Since you're storing requester/provider as `amt of type`, what happens if more than one provider/requester have/want the same type of item? Do you simply ignore them until the first gets used and you poll them again?

[AccidentalChef]

Since you're storing requester/provider as `amt of type`, what happens if more than one provider/requester have/want the same type of item? Do you simply ignore them until the first gets used and you poll them again?

I'm not storing amount of type, I'm storing which station either requests or can provide a full train load of each type. Storing 37 Iron Ore means station 37 has at least one train load of iron ore available, and storing -52 would mean that station 52 needs at least one train load of iron ore. If more than one train load is needed or can be supplied, the station will have to wait until its polled again to ask for or offer another train load.
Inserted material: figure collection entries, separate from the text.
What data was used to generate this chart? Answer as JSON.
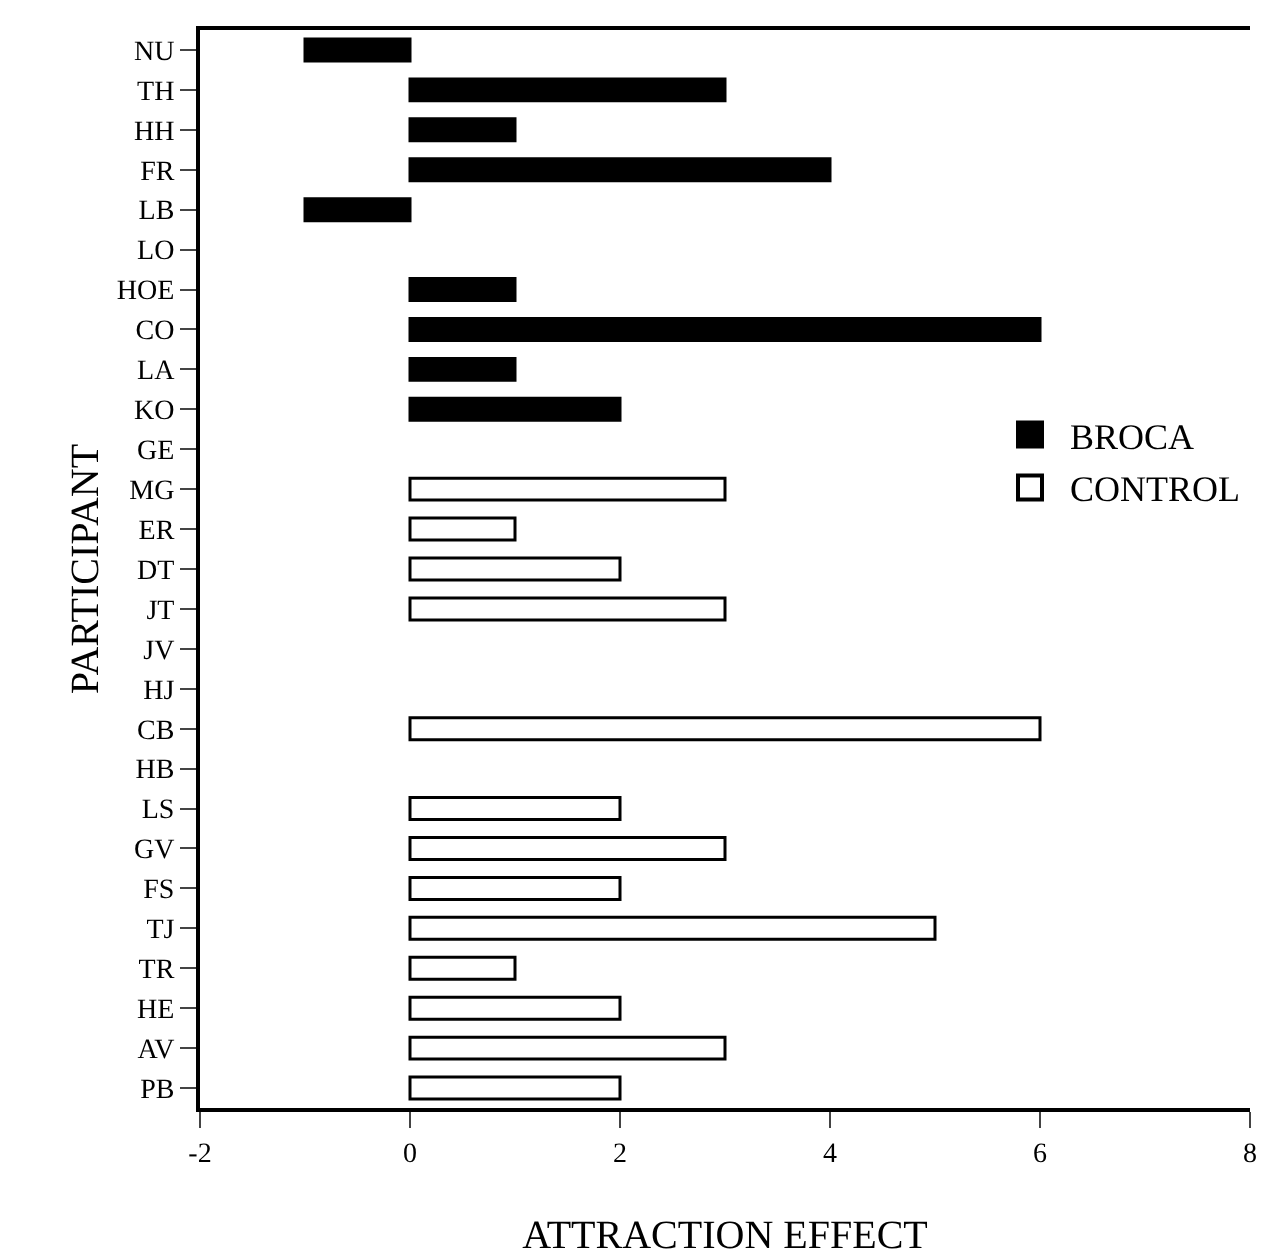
{
  "chart_data": {
    "type": "bar",
    "orientation": "horizontal",
    "xlabel": "ATTRACTION EFFECT",
    "ylabel": "PARTICIPANT",
    "categories": [
      "NU",
      "TH",
      "HH",
      "FR",
      "LB",
      "LO",
      "HOE",
      "CO",
      "LA",
      "KO",
      "GE",
      "MG",
      "ER",
      "DT",
      "JT",
      "JV",
      "HJ",
      "CB",
      "HB",
      "LS",
      "GV",
      "FS",
      "TJ",
      "TR",
      "HE",
      "AV",
      "PB"
    ],
    "series": [
      {
        "name": "BROCA",
        "color": "#000000",
        "values": [
          -1,
          3,
          1,
          4,
          -1,
          0,
          1,
          6,
          1,
          2,
          0,
          null,
          null,
          null,
          null,
          null,
          null,
          null,
          null,
          null,
          null,
          null,
          null,
          null,
          null,
          null,
          null
        ]
      },
      {
        "name": "CONTROL",
        "color": "#ffffff",
        "values": [
          null,
          null,
          null,
          null,
          null,
          null,
          null,
          null,
          null,
          null,
          null,
          3,
          1,
          2,
          3,
          0,
          0,
          6,
          0,
          2,
          3,
          2,
          5,
          1,
          2,
          3,
          2
        ]
      }
    ],
    "xlim": [
      -2,
      8
    ],
    "xticks": [
      -2,
      0,
      2,
      4,
      6,
      8
    ],
    "grid": false,
    "legend": "right"
  }
}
I do ignore further responses of the same type until a match is found for the first one. This isn't really a big problem because I can poll 20 stations per second, and I poll the stations in an order that makes sure the high volume resources (iron ore and iron plates especially) always alternate between polling providers and requesters. In actual practice it should be pretty uncommon for a requester to be ignored because the cpu is still trying to find a match for another one. Providers, especially mines, should be overbuilt just enough that there's usually a provider ready before a requester needs the resources.